Prairie. Nothing but prairie as far as the eye can see. It must have been terrifying for the New Icelanders all those years ago to be able to see forever instead of being boxed in by mountains on three sides and the North Atlantic on the fourth. Or perhaps it gave them a sense of possibility. On a clear day, you really can see forever.

“When the neighbour comes to visit, you can see him arriving the day before,” they say around here. Maybe that is why everyone is so hospitable. “Manitobans don’t like mountains,” they also say. “They obstruct the view.”

Reading and driving
My hosts in Gimli have given me a car and sent me off in search of a farmer’s market in Arnes. The roads are under construction and so I am veered off course, like the Vikings were when they first discovered Canada by accident on the way to Greenland. No matter, I will go wherever the highway takes me.

The roads here are almost impossibly linear, like a mathematical equation, a Platonic ideal of a straight line. “You can even read while driving,” a priest tells me and then proceeds to inform me that sometimes, on his way to mass, he does just that, going through his sermon while behind the wheel. If you are going to drive while reading, you might as well be saying your prayers.

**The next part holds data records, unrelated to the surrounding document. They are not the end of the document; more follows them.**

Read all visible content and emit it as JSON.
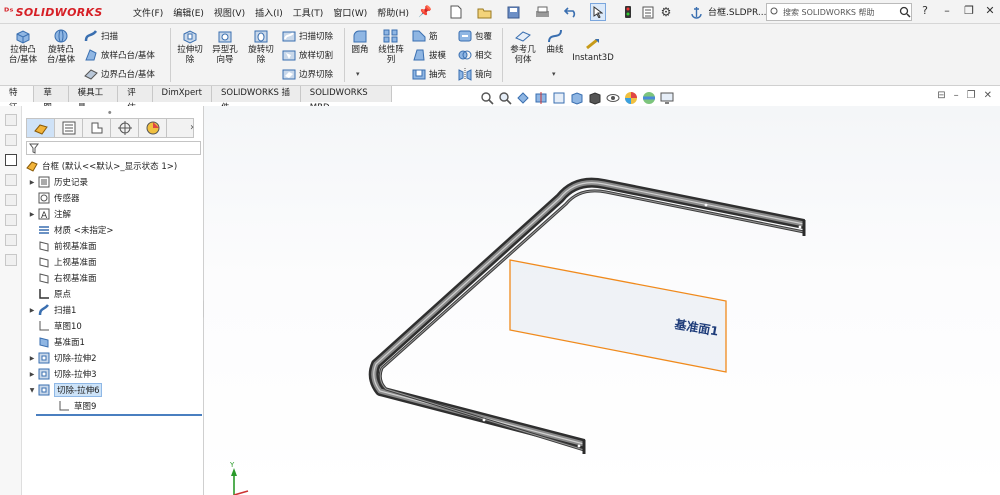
{
  "app": {
    "brand": "SOLIDWORKS",
    "document_title": "台框.SLDPR...",
    "search_placeholder": "搜索 SOLIDWORKS 帮助"
  },
  "menu": [
    "文件(F)",
    "编辑(E)",
    "视图(V)",
    "插入(I)",
    "工具(T)",
    "窗口(W)",
    "帮助(H)"
  ],
  "commands": {
    "extrude_boss": "拉伸凸\n台/基体",
    "revolve_boss": "旋转凸\n台/基体",
    "sweep": "扫描",
    "loft_boss": "放样凸台/基体",
    "boundary_boss": "边界凸台/基体",
    "extrude_cut": "拉伸切\n除",
    "hole_wizard": "异型孔\n向导",
    "revolve_cut": "旋转切\n除",
    "swept_cut": "扫描切除",
    "lofted_cut": "放样切割",
    "boundary_cut": "边界切除",
    "fillet": "圆角",
    "linear_pattern": "线性阵\n列",
    "rib": "筋",
    "draft": "拔模",
    "shell": "抽壳",
    "wrap": "包覆",
    "intersect": "相交",
    "mirror": "镜向",
    "ref_geometry": "参考几\n何体",
    "curves": "曲线",
    "instant3d": "Instant3D"
  },
  "tabs": [
    "特征",
    "草图",
    "模具工具",
    "评估",
    "DimXpert",
    "SOLIDWORKS 插件",
    "SOLIDWORKS MBD"
  ],
  "active_tab": "特征",
  "tree": {
    "root": "台框  (默认<<默认>_显示状态 1>)",
    "items": [
      {
        "label": "历史记录",
        "expandable": true
      },
      {
        "label": "传感器",
        "expandable": false
      },
      {
        "label": "注解",
        "expandable": true
      },
      {
        "label": "材质 <未指定>",
        "expandable": false
      },
      {
        "label": "前视基准面",
        "expandable": false
      },
      {
        "label": "上视基准面",
        "expandable": false
      },
      {
        "label": "右视基准面",
        "expandable": false
      },
      {
        "label": "原点",
        "expandable": false
      },
      {
        "label": "扫描1",
        "expandable": true
      },
      {
        "label": "草图10",
        "expandable": false
      },
      {
        "label": "基准面1",
        "expandable": false
      },
      {
        "label": "切除-拉伸2",
        "expandable": true
      },
      {
        "label": "切除-拉伸3",
        "expandable": true
      },
      {
        "label": "切除-拉伸6",
        "expandable": true,
        "selected": true,
        "expanded": true
      },
      {
        "label": "草图9",
        "expandable": false,
        "child": true
      }
    ]
  },
  "viewport": {
    "plane_label": "基准面1",
    "plane_color": "#f08a1c",
    "label_color": "#1f3d7a",
    "triad_y": "Y"
  }
}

A straight linePictured: A straight line

The Manitoba landscape Pictured: The Manitoba landscape. Spot the difference. 

A Manitoban abroad
Yes, this is Neil Young country. Neil was born in Winnipeg, the biggest city for miles around but still something of a backwater in this endless expanse. He left as soon as he could, heading for the coffeeshops of Yorkville, Toronto to ply his trade and eventually to California, where he has lived ever since. But you can take the boy out of the prairie, not the prairie out of the boy, and in the same way that Bob Dylan has tried his best to forget Minnesota but never entirely been able too, there is always something of Manitoba in Neil Young.

We have tried to claim Neil Young as our own, an Icelandic skald in the New World, but without much luck. He came to Reykjavík for the first time last year, and inevitably the first question he was asked when he got off the plane was not “How do you like Iceland?” but “Are you Icelandic?” He didn’t seem to know or really care. We have tried to claim other Manitobans such as Lyle Lovett, especially at around the time when he was dating Julia Roberts, but the only one of the greats who is reliably of Icelandic linage is Guy Maddin, one of the best film directors here or anywhere. But we must, for now, concede Neil Young to the Prairies.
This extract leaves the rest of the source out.